— Вы позволите мне пока оставить ее у себя? — попросил Дубов. — Знаете, доктор прав — иногда установить истину помогают совсем неожиданные предметы и обстоятельства. — Детектив бережно отправил тетрадку в стол.
— Василий Николаевич, так вы согласны взяться за мое дело? — еще раз настойчиво спросила Кассирова.
— Я должен подумать, — вздохнул сыщик. — Прямо и не знаю, с какого бока приняться — зацепок слишком уж мало. Разве что этот посредник…
— Завтра я с ним встречаюсь, — вдруг заявила Кассирова.
— Вот как? — насторожилился детектив. — Где и когда?
— В полдень, в кафе «Кислоярочка».
Василий задумался:
— Конечно, я мог бы туда придти, но вряд ли из этого получится что-то путное — возможно, он меня знает в лицо. И если ваш посредник в сговоре с «бизнесменом», то они наверняка тут же «залягут на дно». Впрочем, возможны любые варианты. Знаете, госпожа Кассирова, сегодня я все обдумаю и завтра вам позвоню.

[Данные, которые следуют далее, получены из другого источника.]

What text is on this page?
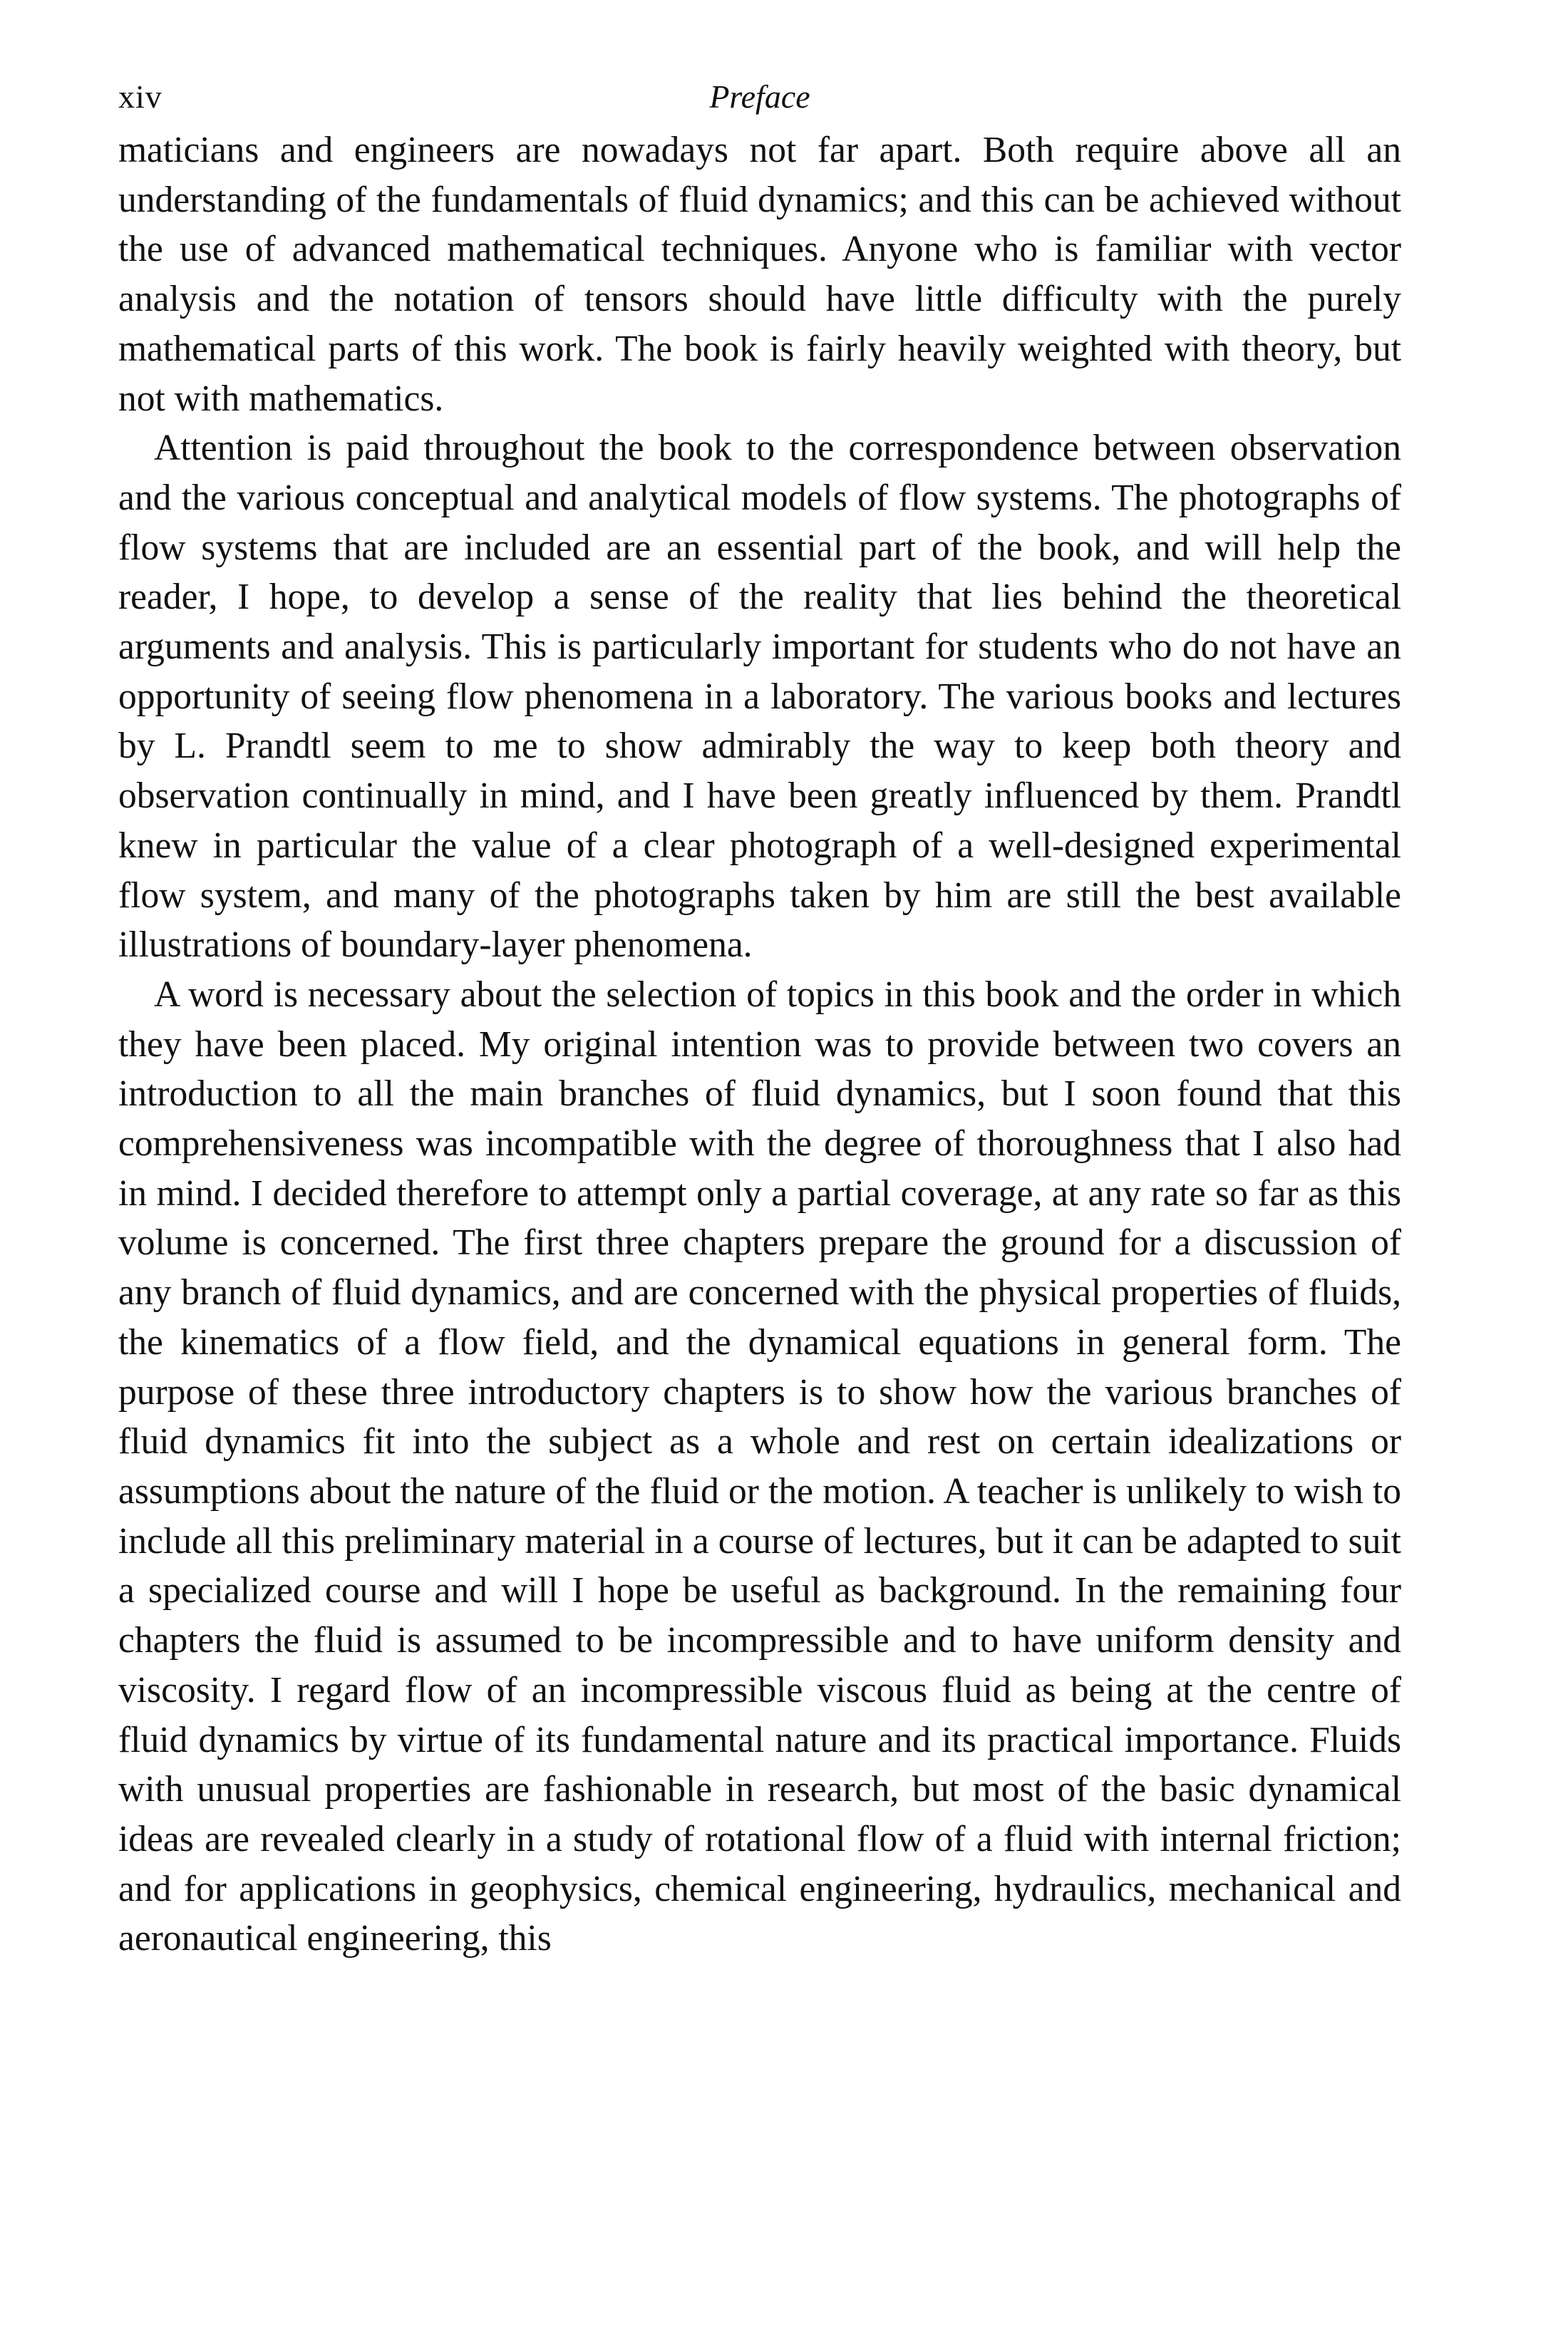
xiv	Preface

maticians and engineers are nowadays not far apart. Both require above all an understanding of the fundamentals of fluid dynamics; and this can be achieved without the use of advanced mathematical techniques. Anyone who is familiar with vector analysis and the notation of tensors should have little difficulty with the purely mathematical parts of this work. The book is fairly heavily weighted with theory, but not with mathematics.

Attention is paid throughout the book to the correspondence between observation and the various conceptual and analytical models of flow systems. The photographs of flow systems that are included are an essential part of the book, and will help the reader, I hope, to develop a sense of the reality that lies behind the theoretical arguments and analysis. This is particularly important for students who do not have an opportunity of seeing flow phenomena in a laboratory. The various books and lectures by L. Prandtl seem to me to show admirably the way to keep both theory and observation continually in mind, and I have been greatly influenced by them. Prandtl knew in particular the value of a clear photograph of a well-designed experimental flow system, and many of the photographs taken by him are still the best available illustrations of boundary-layer phenomena.

A word is necessary about the selection of topics in this book and the order in which they have been placed. My original intention was to provide between two covers an introduction to all the main branches of fluid dynamics, but I soon found that this comprehensiveness was incompatible with the degree of thoroughness that I also had in mind. I decided therefore to attempt only a partial coverage, at any rate so far as this volume is concerned. The first three chapters prepare the ground for a discussion of any branch of fluid dynamics, and are concerned with the physical properties of fluids, the kinematics of a flow field, and the dynamical equations in general form. The purpose of these three introductory chapters is to show how the various branches of fluid dynamics fit into the subject as a whole and rest on certain idealizations or assumptions about the nature of the fluid or the motion. A teacher is unlikely to wish to include all this preliminary material in a course of lectures, but it can be adapted to suit a specialized course and will I hope be useful as background. In the remaining four chapters the fluid is assumed to be incompressible and to have uniform density and viscosity. I regard flow of an incompressible viscous fluid as being at the centre of fluid dynamics by virtue of its fundamental nature and its practical importance. Fluids with unusual properties are fashionable in research, but most of the basic dynamical ideas are revealed clearly in a study of rotational flow of a fluid with internal friction; and for applications in geophysics, chemical engineering, hydraulics, mechanical and aeronautical engineering, this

— Буду ждать! — Обрадованная Кассирова подхватила сумочку и стала пробираться к двери. — Надеюсь на вашу помощь. До свидания, Василий Николаич. До свидания, доктор.

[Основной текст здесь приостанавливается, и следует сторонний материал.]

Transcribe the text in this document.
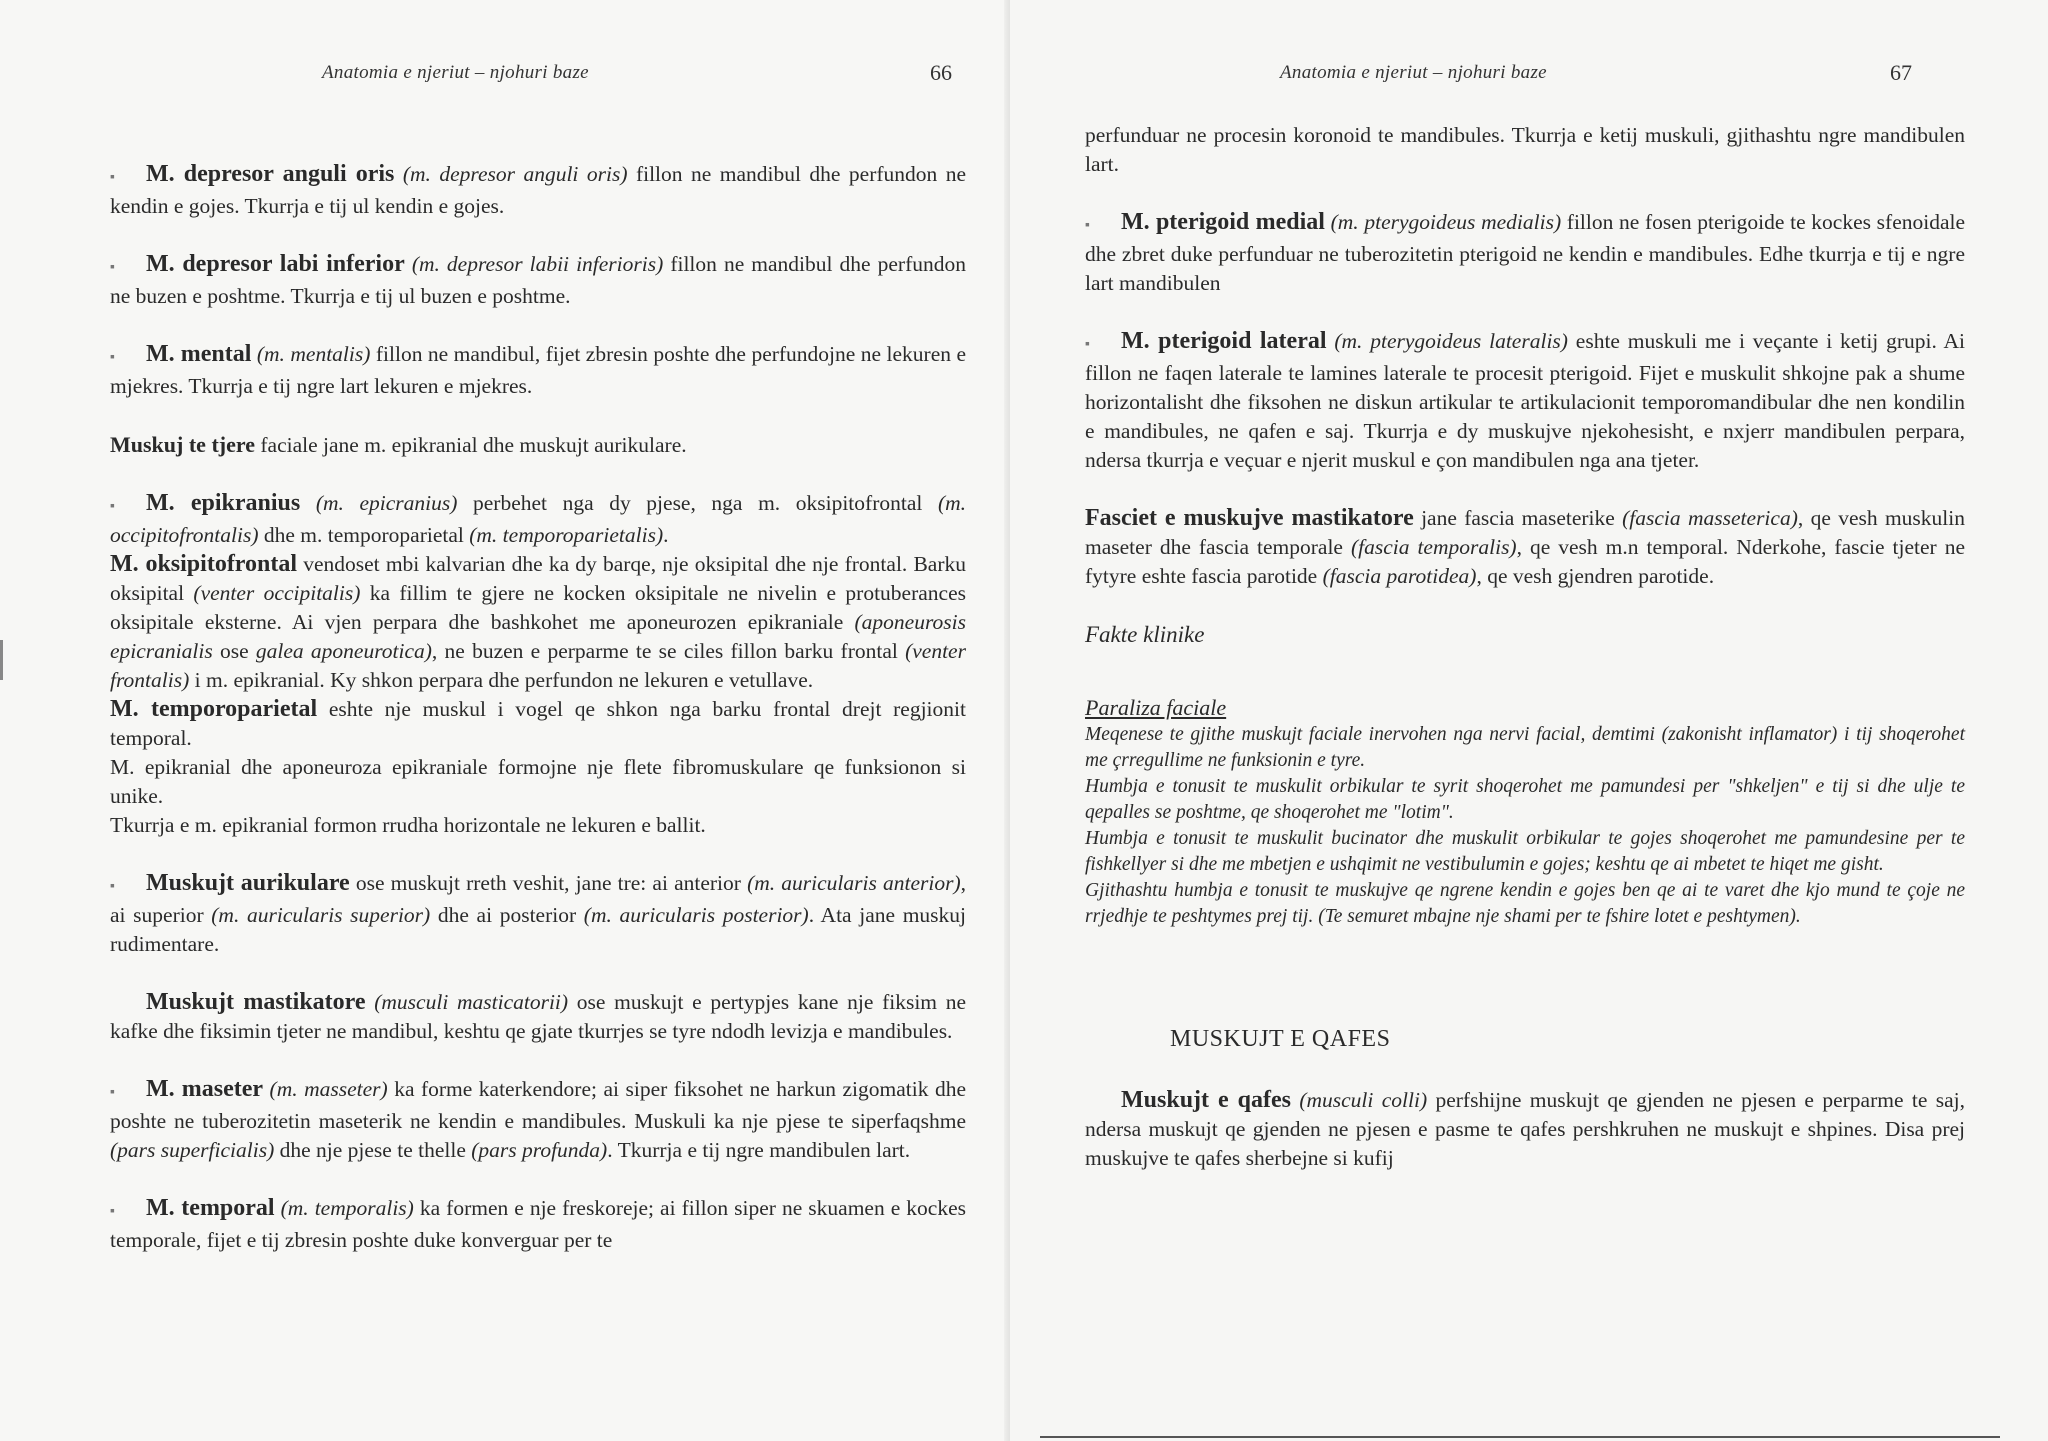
Anatomia e njeriut – njohuri baze	66

▪ M. depresor anguli oris (m. depresor anguli oris) fillon ne mandibul dhe perfundon ne kendin e gojes. Tkurrja e tij ul kendin e gojes.

▪ M. depresor labi inferior (m. depresor labii inferioris) fillon ne mandibul dhe perfundon ne buzen e poshtme. Tkurrja e tij ul buzen e poshtme.

▪ M. mental (m. mentalis) fillon ne mandibul, fijet zbresin poshte dhe perfundojne ne lekuren e mjekres. Tkurrja e tij ngre lart lekuren e mjekres.

Muskuj te tjere faciale jane m. epikranial dhe muskujt aurikulare.

▪ M. epikranius (m. epicranius) perbehet nga dy pjese, nga m. oksipitofrontal (m. occipitofrontalis) dhe m. temporoparietal (m. temporoparietalis).

M. oksipitofrontal vendoset mbi kalvarian dhe ka dy barqe, nje oksipital dhe nje frontal. Barku oksipital (venter occipitalis) ka fillim te gjere ne kocken oksipitale ne nivelin e protuberances oksipitale eksterne. Ai vjen perpara dhe bashkohet me aponeurozen epikraniale (aponeurosis epicranialis ose galea aponeurotica), ne buzen e perparme te se ciles fillon barku frontal (venter frontalis) i m. epikranial. Ky shkon perpara dhe perfundon ne lekuren e vetullave.

M. temporoparietal eshte nje muskul i vogel qe shkon nga barku frontal drejt regjionit temporal.

M. epikranial dhe aponeuroza epikraniale formojne nje flete fibromuskulare qe funksionon si unike.

Tkurrja e m. epikranial formon rrudha horizontale ne lekuren e ballit.

▪ Muskujt aurikulare ose muskujt rreth veshit, jane tre: ai anterior (m. auricularis anterior), ai superior (m. auricularis superior) dhe ai posterior (m. auricularis posterior). Ata jane muskuj rudimentare.

Muskujt mastikatore (musculi masticatorii) ose muskujt e pertypjes kane nje fiksim ne kafke dhe fiksimin tjeter ne mandibul, keshtu qe gjate tkurrjes se tyre ndodh levizja e mandibules.

▪ M. maseter (m. masseter) ka forme katerkendore; ai siper fiksohet ne harkun zigomatik dhe poshte ne tuberozitetin maseterik ne kendin e mandibules. Muskuli ka nje pjese te siperfaqshme (pars superficialis) dhe nje pjese te thelle (pars profunda). Tkurrja e tij ngre mandibulen lart.

▪ M. temporal (m. temporalis) ka formen e nje freskoreje; ai fillon siper ne skuamen e kockes temporale, fijet e tij zbresin poshte duke konverguar per te

Anatomia e njeriut – njohuri baze	67

perfunduar ne procesin koronoid te mandibules. Tkurrja e ketij muskuli, gjithashtu ngre mandibulen lart.

▪ M. pterigoid medial (m. pterygoideus medialis) fillon ne fosen pterigoide te kockes sfenoidale dhe zbret duke perfunduar ne tuberozitetin pterigoid ne kendin e mandibules. Edhe tkurrja e tij e ngre lart mandibulen

▪ M. pterigoid lateral (m. pterygoideus lateralis) eshte muskuli me i veçante i ketij grupi. Ai fillon ne faqen laterale te lamines laterale te procesit pterigoid. Fijet e muskulit shkojne pak a shume horizontalisht dhe fiksohen ne diskun artikular te artikulacionit temporomandibular dhe nen kondilin e mandibules, ne qafen e saj. Tkurrja e dy muskujve njekohesisht, e nxjerr mandibulen perpara, ndersa tkurrja e veçuar e njerit muskul e çon mandibulen nga ana tjeter.

Fasciet e muskujve mastikatore jane fascia maseterike (fascia masseterica), qe vesh muskulin maseter dhe fascia temporale (fascia temporalis), qe vesh m.n temporal. Nderkohe, fascie tjeter ne fytyre eshte fascia parotide (fascia parotidea), qe vesh gjendren parotide.

Fakte klinike

Paraliza faciale

Meqenese te gjithe muskujt faciale inervohen nga nervi facial, demtimi (zakonisht inflamator) i tij shoqerohet me çrregullime ne funksionin e tyre.

Humbja e tonusit te muskulit orbikular te syrit shoqerohet me pamundesi per "shkeljen" e tij si dhe ulje te qepalles se poshtme, qe shoqerohet me "lotim".

Humbja e tonusit te muskulit bucinator dhe muskulit orbikular te gojes shoqerohet me pamundesine per te fishkellyer si dhe me mbetjen e ushqimit ne vestibulumin e gojes; keshtu qe ai mbetet te hiqet me gisht.

Gjithashtu humbja e tonusit te muskujve qe ngrene kendin e gojes ben qe ai te varet dhe kjo mund te çoje ne rrjedhje te peshtymes prej tij. (Te semuret mbajne nje shami per te fshire lotet e peshtymen).

MUSKUJT E QAFES

Muskujt e qafes (musculi colli) perfshijne muskujt qe gjenden ne pjesen e perparme te saj, ndersa muskujt qe gjenden ne pjesen e pasme te qafes pershkruhen ne muskujt e shpines. Disa prej muskujve te qafes sherbejne si kufij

— Надеюсь, до скорого, — кивнул Василий. Серапионыч вскочил со стула и галантно поклонился, приподняв воображаемую шляпу.

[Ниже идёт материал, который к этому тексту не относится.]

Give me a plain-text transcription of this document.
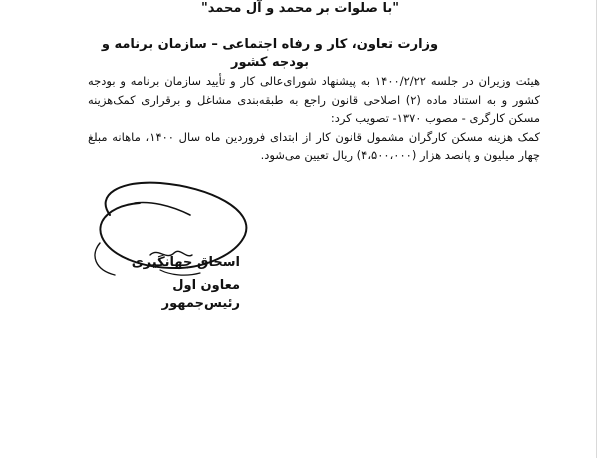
"با صلوات بر محمد و آل محمد"
وزارت تعاون، کار و رفاه اجتماعی – سازمان برنامه و بودجه کشور

هیئت وزیران در جلسه ۱۴۰۰/۲/۲۲ به پیشنهاد شورای‌عالی کار و تأیید سازمان برنامه و بودجه کشور و به استناد ماده (۲) اصلاحی قانون راجع به طبقه‌بندی مشاغل و برقراری کمک‌هزینه مسکن کارگری - مصوب ۱۳۷۰- تصویب کرد:

کمک هزینه مسکن کارگران مشمول قانون کار از ابتدای فروردین ماه سال ۱۴۰۰، ماهانه مبلغ چهار میلیون و پانصد هزار (۴،۵۰۰،۰۰۰) ریال تعیین می‌شود.

اسحاق جهانگیری
معاون اول رئیس‌جمهور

Когда дверь за посетительницей закрылась, Василий Николаевич неспеша встал из-за стола и подошел к другой двери, ведущей в небольшую комнатку при сыскной конторе, которую он именовал «девичьей». На сей раз она полностью оправдала свое название, так как дверь, стоявшая в течение визита Софьи Кассировой чуть приоткрытой, отворилась шире, и кабинете появилась молодая женщина.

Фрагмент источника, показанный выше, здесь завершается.